National salad chain Sweetgreen opened its second Austin-area location on the Drag as of December 21. The 2234 Guadalupe Street restaurant includes a pickup window facing the main street. Pickup orders can be placed online or through the app, and there is dine-in service. Hours are from 10:30 a.m. to 10 p.m. The first Austin Sweetgreen opened in Austin within the South Congress Music Lane development.
Down south, there’s a new outdoor bar and venue, Armadillo Den, as of November 13 by co-owners Rick McMinn, Josh Hazzard, and Brett Berry. The 10106 Manchaca Road establishment includes food trucks Pueblo Viejo and Ranch Hand, indoor and outdoor space, and a soon-to-open dog park. Its hours are from 4 p.m. to 2 a.m. Monday through Thursday, and then from noon to 2 a.m. Friday through Sunday. There’s dine-in service, and takeout services aren’t indicated.
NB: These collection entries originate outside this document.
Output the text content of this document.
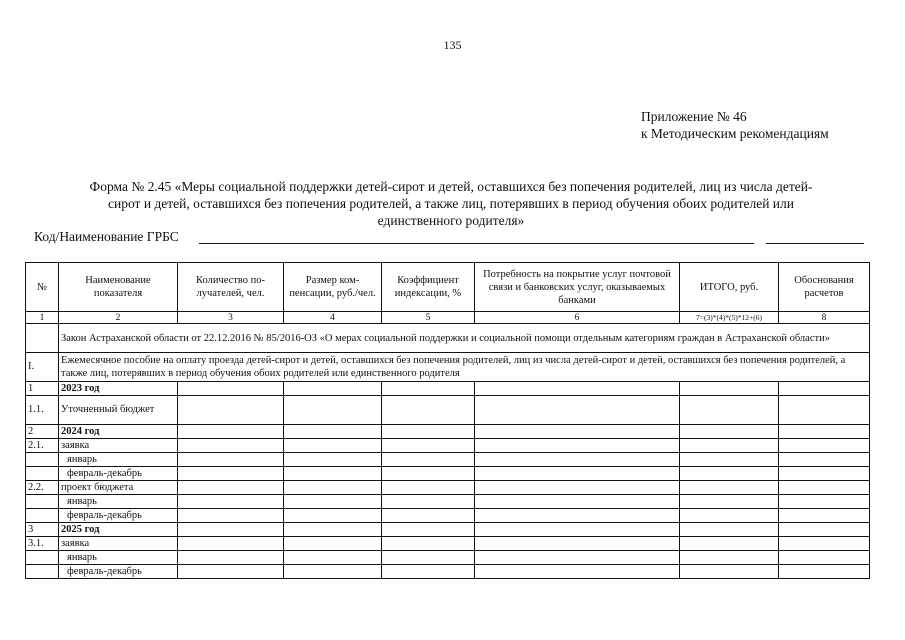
135
Приложение № 46
к Методическим рекомендациям
Форма № 2.45 «Меры социальной поддержки детей-сирот и детей, оставшихся без попечения родителей, лиц из числа детей-
сирот и детей, оставшихся без попечения родителей, а также лиц, потерявших в период обучения обоих родителей или
единственного родителя»
Код/Наименование ГРБС
№	Наименование показателя	Количество по-лучателей, чел.	Размер ком-пенсации, руб./чел.	Коэффициент индексации, %	Потребность на покрытие услуг почтовой связи и банковских услуг, оказываемых банками	ИТОГО, руб.	Обоснования расчетов
1	2	3	4	5	6	7=(3)*(4)*(5)*12+(6)	8
	Закон Астраханской области от 22.12.2016 № 85/2016-ОЗ «О мерах социальной поддержки и социальной помощи отдельным категориям граждан в Астраханской области»						
I.	Ежемесячное пособие на оплату проезда детей-сирот и детей, оставшихся без попечения родителей, лиц из числа детей-сирот и детей, оставшихся без попечения родителей, а также лиц, потерявших в период обучения обоих родителей или единственного родителя						
1	2023 год						
1.1.	Уточненный бюджет						
2	2024 год						
2.1.	заявка						
	январь						
	февраль-декабрь						
2.2.	проект бюджета						
	январь						
	февраль-декабрь						
3	2025 год						
3.1.	заявка						
	январь						
	февраль-декабрь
New South Congress boutique hotel Colton House opened in mid-November with on-site cafe Simon’s Coffee and Cocktails. On deck are grab-and-go dishes, plus beer, wine, and cocktails for on-site service.
Matthew McConaughey’s Favorite Central Texas Restaurants
Austin celebrity Matthew McConaughey shared his favorite two restaurants in the Texas area with digital series America’s Test Kitchen last week. For barbecue, it’s Spicewood joint Opie’s BBQ (he’s a fan of the sausage and jalapeno corn); for sushi, it’s specifically the madai made by Uchi chef and owner Tyson Cole. He also details his perfect cheeseburger and tuna sandwich.
Barbecue Christmas Memories
Snow’s BBQ pitmaster Tootsie Tomanetz shared her Christmas memories with Texas Monthly last week. She’s a big fan of Christmas lights, recounting her first electrically-lit Christmas tree to family tips to see the official Capitol tree.
Highland Japanese restaurant Sazan Ramen has a new executive chef on its team: Kris Hammond. The Korean-Japanese-Italian-American chef previously worked at Michelin-starred Chicago restaurant GreenRiver, Michelin Bib Gourmand Shanghai restaurant Alma, and Colorado restaurant the Regional. With Hammond on staff, the restaurant is adding ramen specials to its menu as well, such as the current Ma-Ya Black ramen made with black olive oil-based broth with chicken and pork.
Over at Hai Hospitality, Uchiko executive sous chef Lance Gillum is now chef de cuisine, since the previous chef de cuisine Edward Sura will go work at the Miami location of Uchi. in Austin, Uchi executive sous chef Blake Luecke is now the chef de cuisine.